Neanderthals were capable of speech, according to a new analysis of a 60,000-year-old hyoid bone taken from a near-complete adult male skeleton discovered in a cave in Israel.

The hyoid is a U-shaped bone located between the chin and the larynx where it supports the tongue's muscles and, ultimately, language - hence the controversy when, in 1989, archaeologists unearthed one that looked a lot like modern humans'. Language, it was generally believed, is a distinctively human trait. 

The new study, published in the journal PLOS One, has fanned the flames of debate once again with the assertion that not only does the bone look like ours, but it would have worked a lot like it, too.

Combining 3-D X-ray imaging and mechanical modelling, the team succeeded in analyzing the bone in meticulous detail. The results, they write in the study's abstract, were "consistent with a capacity for speech in the Neanderthals."

"We were very careful not to suggest that we had proven anything beyond doubt - but I do think it will help to convince a good number of specialists and tip the weight of opinion," Stephen Wroe from the University of New South Wales told BBC News.

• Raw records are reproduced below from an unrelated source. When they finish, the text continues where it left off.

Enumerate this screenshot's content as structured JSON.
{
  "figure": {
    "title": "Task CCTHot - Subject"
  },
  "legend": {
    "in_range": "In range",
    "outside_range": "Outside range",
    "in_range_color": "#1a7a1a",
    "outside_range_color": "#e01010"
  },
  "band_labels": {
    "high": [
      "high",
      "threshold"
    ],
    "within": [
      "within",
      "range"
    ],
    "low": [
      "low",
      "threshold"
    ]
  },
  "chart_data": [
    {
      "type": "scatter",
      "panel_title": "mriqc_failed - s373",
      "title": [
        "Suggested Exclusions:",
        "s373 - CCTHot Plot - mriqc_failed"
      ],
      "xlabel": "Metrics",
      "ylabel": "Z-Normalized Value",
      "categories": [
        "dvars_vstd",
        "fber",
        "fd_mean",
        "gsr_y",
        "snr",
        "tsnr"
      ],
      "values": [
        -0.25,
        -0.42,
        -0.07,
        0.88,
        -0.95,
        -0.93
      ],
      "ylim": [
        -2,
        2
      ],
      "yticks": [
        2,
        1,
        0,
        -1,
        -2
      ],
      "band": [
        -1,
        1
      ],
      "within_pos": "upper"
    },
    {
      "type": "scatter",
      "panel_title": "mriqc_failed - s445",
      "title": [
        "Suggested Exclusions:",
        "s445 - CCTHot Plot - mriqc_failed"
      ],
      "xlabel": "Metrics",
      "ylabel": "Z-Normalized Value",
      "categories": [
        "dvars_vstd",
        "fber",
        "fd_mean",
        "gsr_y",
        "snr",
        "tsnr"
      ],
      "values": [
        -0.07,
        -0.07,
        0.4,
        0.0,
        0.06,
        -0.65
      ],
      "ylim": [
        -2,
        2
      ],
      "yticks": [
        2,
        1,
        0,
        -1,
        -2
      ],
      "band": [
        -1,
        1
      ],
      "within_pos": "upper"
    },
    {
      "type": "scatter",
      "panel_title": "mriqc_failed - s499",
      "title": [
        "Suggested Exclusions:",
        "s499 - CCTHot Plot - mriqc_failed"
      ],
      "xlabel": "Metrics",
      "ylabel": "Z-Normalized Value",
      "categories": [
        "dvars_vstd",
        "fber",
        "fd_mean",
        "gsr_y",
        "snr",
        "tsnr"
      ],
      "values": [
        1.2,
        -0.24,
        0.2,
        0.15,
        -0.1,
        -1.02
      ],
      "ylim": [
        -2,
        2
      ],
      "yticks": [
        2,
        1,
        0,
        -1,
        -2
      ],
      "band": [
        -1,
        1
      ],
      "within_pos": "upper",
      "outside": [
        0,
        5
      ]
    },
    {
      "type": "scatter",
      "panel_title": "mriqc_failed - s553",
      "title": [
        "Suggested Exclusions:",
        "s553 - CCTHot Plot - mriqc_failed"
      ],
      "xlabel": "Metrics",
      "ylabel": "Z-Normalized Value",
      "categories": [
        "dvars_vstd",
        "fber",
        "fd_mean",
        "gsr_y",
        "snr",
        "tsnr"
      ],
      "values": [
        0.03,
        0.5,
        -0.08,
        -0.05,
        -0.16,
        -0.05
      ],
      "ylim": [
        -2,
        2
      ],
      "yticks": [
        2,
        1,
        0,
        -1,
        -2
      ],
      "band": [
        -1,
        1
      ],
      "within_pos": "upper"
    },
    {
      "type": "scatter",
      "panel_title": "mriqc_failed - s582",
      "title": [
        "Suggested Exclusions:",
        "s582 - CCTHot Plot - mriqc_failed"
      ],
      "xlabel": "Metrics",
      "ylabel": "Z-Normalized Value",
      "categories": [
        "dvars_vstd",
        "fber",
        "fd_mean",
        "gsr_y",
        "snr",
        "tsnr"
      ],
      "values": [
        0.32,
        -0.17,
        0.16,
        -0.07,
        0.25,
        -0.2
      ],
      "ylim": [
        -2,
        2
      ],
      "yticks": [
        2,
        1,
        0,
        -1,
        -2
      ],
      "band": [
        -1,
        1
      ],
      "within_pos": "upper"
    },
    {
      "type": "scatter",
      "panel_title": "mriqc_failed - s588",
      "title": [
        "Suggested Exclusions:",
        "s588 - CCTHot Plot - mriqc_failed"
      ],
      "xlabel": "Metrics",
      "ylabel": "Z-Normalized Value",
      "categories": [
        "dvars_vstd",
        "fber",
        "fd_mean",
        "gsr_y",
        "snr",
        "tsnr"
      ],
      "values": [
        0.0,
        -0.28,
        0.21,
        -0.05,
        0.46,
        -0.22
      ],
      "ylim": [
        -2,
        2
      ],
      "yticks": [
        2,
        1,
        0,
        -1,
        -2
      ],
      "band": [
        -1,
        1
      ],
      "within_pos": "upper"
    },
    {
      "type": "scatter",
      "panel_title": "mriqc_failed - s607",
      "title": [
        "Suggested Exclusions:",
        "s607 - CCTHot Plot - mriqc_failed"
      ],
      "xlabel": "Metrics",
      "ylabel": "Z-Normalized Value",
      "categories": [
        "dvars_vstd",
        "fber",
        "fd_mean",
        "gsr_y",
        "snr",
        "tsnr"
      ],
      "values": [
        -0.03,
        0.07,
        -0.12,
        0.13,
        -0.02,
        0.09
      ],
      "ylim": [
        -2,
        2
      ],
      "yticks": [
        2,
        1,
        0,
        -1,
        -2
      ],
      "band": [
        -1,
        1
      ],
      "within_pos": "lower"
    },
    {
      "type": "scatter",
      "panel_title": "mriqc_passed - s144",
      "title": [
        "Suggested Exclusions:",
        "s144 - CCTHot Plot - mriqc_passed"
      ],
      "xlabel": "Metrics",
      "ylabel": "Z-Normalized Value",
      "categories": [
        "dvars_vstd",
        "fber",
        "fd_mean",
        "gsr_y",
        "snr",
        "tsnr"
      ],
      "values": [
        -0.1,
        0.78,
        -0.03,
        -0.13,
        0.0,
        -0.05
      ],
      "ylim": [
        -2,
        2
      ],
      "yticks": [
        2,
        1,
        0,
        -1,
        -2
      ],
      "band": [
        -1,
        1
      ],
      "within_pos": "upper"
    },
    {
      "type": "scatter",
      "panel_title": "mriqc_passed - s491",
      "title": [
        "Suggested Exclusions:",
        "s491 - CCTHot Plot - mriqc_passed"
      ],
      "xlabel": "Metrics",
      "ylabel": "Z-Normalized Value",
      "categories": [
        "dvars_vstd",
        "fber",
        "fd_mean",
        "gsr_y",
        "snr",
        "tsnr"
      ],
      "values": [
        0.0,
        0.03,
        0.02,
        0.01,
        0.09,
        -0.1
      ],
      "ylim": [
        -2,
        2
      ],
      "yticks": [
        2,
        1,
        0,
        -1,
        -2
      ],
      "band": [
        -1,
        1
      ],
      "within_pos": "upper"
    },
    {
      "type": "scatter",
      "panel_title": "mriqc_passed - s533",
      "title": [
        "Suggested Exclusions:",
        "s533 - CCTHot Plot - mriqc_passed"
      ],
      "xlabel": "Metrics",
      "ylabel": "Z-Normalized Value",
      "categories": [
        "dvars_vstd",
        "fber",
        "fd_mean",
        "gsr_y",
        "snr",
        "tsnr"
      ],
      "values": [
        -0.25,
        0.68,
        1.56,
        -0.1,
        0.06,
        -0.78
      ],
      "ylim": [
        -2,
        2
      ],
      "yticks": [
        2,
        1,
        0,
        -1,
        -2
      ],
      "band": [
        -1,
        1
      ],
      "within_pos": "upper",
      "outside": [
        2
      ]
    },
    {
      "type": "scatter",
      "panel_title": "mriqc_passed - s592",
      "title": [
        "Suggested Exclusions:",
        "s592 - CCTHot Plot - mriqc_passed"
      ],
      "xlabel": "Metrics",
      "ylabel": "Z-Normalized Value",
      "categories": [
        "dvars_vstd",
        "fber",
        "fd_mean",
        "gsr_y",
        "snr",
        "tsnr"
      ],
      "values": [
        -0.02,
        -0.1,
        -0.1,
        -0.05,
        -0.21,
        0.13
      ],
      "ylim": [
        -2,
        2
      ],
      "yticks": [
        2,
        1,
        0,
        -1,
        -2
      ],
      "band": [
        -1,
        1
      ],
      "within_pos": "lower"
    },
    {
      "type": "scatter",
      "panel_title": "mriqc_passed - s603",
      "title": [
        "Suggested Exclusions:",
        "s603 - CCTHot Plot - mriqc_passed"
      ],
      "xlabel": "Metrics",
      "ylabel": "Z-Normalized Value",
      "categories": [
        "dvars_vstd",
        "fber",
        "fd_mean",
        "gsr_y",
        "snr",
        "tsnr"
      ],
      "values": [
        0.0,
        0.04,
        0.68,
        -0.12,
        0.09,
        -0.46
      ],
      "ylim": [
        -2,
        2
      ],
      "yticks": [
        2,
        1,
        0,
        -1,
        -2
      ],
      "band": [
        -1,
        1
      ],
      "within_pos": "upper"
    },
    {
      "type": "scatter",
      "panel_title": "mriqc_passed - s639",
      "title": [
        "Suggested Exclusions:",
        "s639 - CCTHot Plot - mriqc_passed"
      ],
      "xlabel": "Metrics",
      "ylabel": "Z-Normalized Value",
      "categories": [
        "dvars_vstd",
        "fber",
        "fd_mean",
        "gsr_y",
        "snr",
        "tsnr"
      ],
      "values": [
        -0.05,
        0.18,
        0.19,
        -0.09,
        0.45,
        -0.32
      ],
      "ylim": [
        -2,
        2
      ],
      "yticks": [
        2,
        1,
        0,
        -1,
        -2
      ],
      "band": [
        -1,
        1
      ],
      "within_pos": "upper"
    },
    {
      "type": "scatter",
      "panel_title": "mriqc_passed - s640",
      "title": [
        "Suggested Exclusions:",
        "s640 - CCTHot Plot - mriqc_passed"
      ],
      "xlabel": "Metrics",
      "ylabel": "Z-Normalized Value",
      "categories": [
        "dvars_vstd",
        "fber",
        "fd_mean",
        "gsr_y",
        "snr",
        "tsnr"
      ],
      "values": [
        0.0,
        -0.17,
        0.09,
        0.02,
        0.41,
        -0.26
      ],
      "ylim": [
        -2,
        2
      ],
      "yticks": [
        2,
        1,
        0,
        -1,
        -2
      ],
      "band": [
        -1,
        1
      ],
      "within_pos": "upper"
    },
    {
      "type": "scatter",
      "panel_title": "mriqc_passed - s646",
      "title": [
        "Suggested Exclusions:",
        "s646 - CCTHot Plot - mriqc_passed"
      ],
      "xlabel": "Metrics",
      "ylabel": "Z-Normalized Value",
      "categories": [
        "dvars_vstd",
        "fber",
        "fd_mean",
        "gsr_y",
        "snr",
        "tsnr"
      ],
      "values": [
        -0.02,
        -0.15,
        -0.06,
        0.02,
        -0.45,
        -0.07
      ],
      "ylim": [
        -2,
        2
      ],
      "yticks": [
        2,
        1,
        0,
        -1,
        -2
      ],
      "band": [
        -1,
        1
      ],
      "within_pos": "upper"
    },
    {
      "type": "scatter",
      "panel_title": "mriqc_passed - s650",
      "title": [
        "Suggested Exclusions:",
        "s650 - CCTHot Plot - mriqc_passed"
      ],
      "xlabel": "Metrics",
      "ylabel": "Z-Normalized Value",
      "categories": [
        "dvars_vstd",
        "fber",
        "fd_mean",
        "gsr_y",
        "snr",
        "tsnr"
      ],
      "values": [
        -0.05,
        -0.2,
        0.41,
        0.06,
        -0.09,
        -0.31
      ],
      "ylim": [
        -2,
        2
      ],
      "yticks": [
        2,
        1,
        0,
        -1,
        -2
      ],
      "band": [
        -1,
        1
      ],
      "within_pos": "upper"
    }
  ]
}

The study comes roughly six months after another in which Dan Dediu and Stephen C. Levinson, both from the Max Planck Institute for Psycholinguistics, argued that modern language and speech dates back 500,000 years - far beyond the widely held 50,000 years - to the last common ancestor modern humans shared with Neanderthals.

Dediu and Levinson concluded this after sifting through a wide range of material, including old and new archaeological discoveries and ancient DNA, piecing together a picture they said differed markedly from the grunting subhumans so often depicted.

"The authors themselves are understandably cautious in drawing strong conclusions but I think that their work clearly supports the contention that speech and language is an old feature of our lineage going back at least to the last common ancestor that we shared with the Neanderthals." Dediu told the BBC of the new study.

Going forward, the researchers said more examples are needed to confirm their findings, noting in their study: "We are also mindful of the fact that our sample size is small and that the addition of further models of more modern human material ... before any firmer conclusions could be drawn."